This past Sunday was the Brooklyn Book Festival, an annual gathering of book publishers and authors held at Brooklyn Borough Hall. Out of all the events taking place on this rainy Sunday, one stood out as a panel of interest for us, “The International Graphic Novel: Drawing from Life.”
The panel consisted of (left to right) Jessica Abel (La Perdida), Matt Madden (Drawing Words and Writing Pictures), Josh Neufeld (A.D.), and Nick Abadzis (Laika); we arrived at the festival in time to catch the last half-hour of the panel. Matt Madden was listed as moderator, but they appear to have chosen to let the conversation flow free-form instead. This may have been a mistake, as the panel wound up bringing up opinions on manga and fiction comics that may have come off differently than they intended. When asked about manga and whether or not it influenced any of their works, the panel as a whole decided to classify manga as a separate, though parallel medium to American comics. Bringing my own opinion into the matter, I think this is a very narrow way of looking at manga.

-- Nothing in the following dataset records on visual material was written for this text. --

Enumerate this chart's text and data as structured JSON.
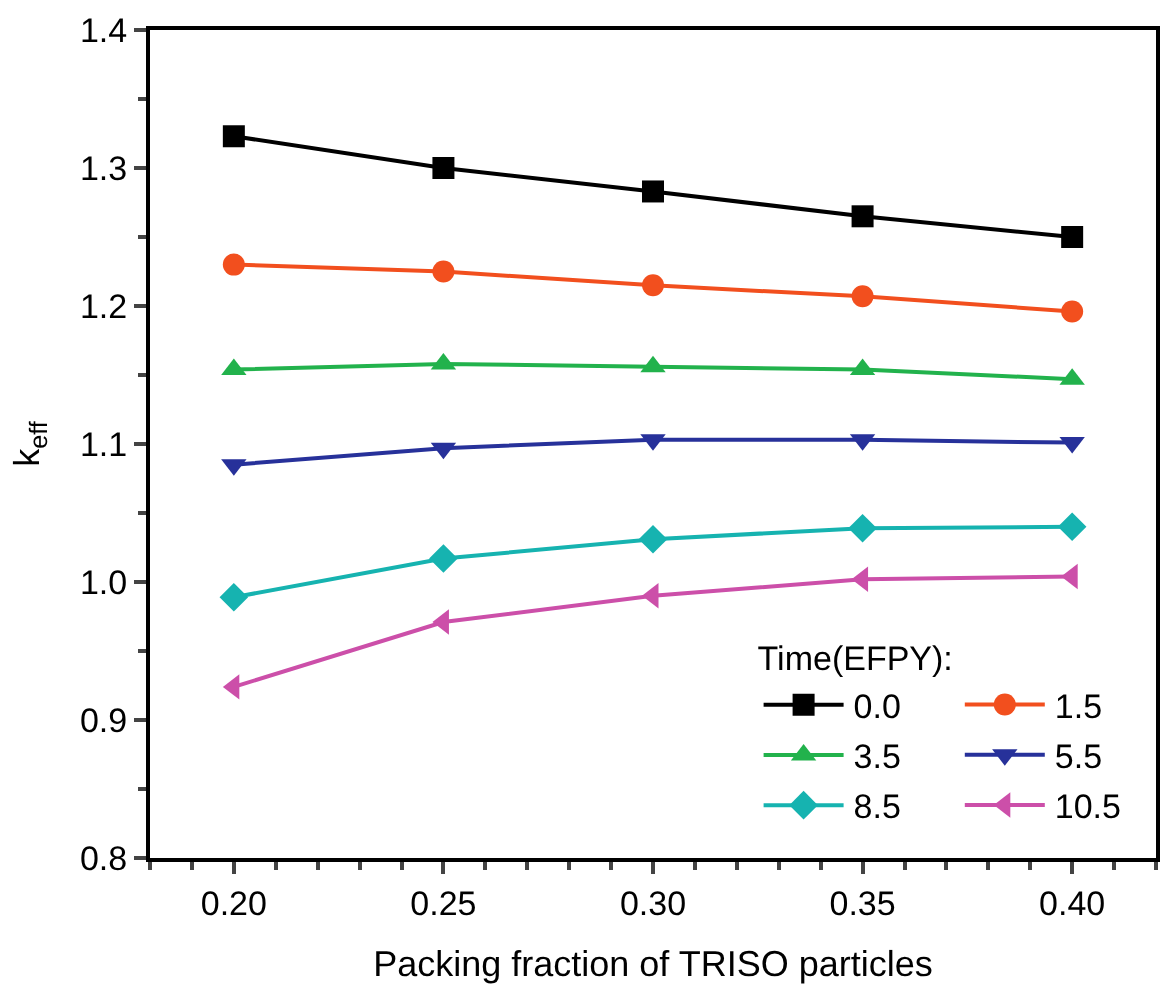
{
  "chart_data": {
    "type": "line",
    "xlabel": "Packing fraction of TRISO particles",
    "ylabel": "k$_{eff}$",
    "legend_title": "Time(EFPY):",
    "x": [
      0.2,
      0.25,
      0.3,
      0.35,
      0.4
    ],
    "xlim": [
      0.18,
      0.42
    ],
    "xticks": [
      {
        "value": 0.2,
        "label": "0.20"
      },
      {
        "value": 0.25,
        "label": "0.25"
      },
      {
        "value": 0.3,
        "label": "0.30"
      },
      {
        "value": 0.35,
        "label": "0.35"
      },
      {
        "value": 0.4,
        "label": "0.40"
      }
    ],
    "ylim": [
      0.8,
      1.4
    ],
    "yticks": [
      {
        "value": 0.8,
        "label": "0.8"
      },
      {
        "value": 0.9,
        "label": "0.9"
      },
      {
        "value": 1.0,
        "label": "1.0"
      },
      {
        "value": 1.1,
        "label": "1.1"
      },
      {
        "value": 1.2,
        "label": "1.2"
      },
      {
        "value": 1.3,
        "label": "1.3"
      },
      {
        "value": 1.4,
        "label": "1.4"
      }
    ],
    "legend": "bottom right",
    "line_style": "solid",
    "series": [
      {
        "name": "0.0",
        "color": "#000000",
        "marker": "square",
        "values": [
          1.323,
          1.3,
          1.283,
          1.265,
          1.25
        ]
      },
      {
        "name": "1.5",
        "color": "#f24f1e",
        "marker": "circle",
        "values": [
          1.23,
          1.225,
          1.215,
          1.207,
          1.196
        ]
      },
      {
        "name": "3.5",
        "color": "#22b24c",
        "marker": "triangle",
        "values": [
          1.154,
          1.158,
          1.156,
          1.154,
          1.147
        ]
      },
      {
        "name": "5.5",
        "color": "#27319a",
        "marker": "triangle-down",
        "values": [
          1.085,
          1.097,
          1.103,
          1.103,
          1.101
        ]
      },
      {
        "name": "8.5",
        "color": "#16b3b0",
        "marker": "diamond",
        "values": [
          0.989,
          1.017,
          1.031,
          1.039,
          1.04
        ]
      },
      {
        "name": "10.5",
        "color": "#cc4fa9",
        "marker": "triangle-left",
        "values": [
          0.924,
          0.971,
          0.99,
          1.002,
          1.004
        ]
      }
    ]
  }
}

There are tons of manga in Japan, many of which are based on nonfiction events or an author’s life story. Similarly, art styles vary depending on the story; not every manga is going to have big eyes and round heads. The only thing that makes manga different from American comics is that it is Japanese, and American comics are American. If we were to go along with this line of thinking, European comics would be separate but parallel as well, even if they do share similar references and style to what we have here. And yes, manga is usually presented in chapters in magazines before being collected in bigger volumes at a later date, but that is a distribution decision more than a style choice.
Then, there were Josh’s comments about fiction comics. When asked if any of the panel had a desire to do fiction comics, he replied that his imagination doesn’t really mesh with the ability to dream up the kind of science fiction you find in fiction comics. Yet again, genres are ignored here, accidentally or not. Romance comics have been published for years, most of which without any science fiction elements. Crime comics are the same as reading a good Sherlock Holmes novel, only there happens to be art to engage you along with the words. Workplace comedies, slice-of-life books; the list goes on. To group fiction comics simply as the realm of superheroes and science fiction is narrow and belittling. Would Josh be upset if his nonfiction books were to be written off as for children because they are comics? I assume he would be.
As a concession, it is very possible that due to the weather conditions and my overall mood at the time, I took these responses to mean a lot more than they were intended to be. Still, I feel that a panel of creators might want to choose their words a bit better in the future, to avoid any difficulties.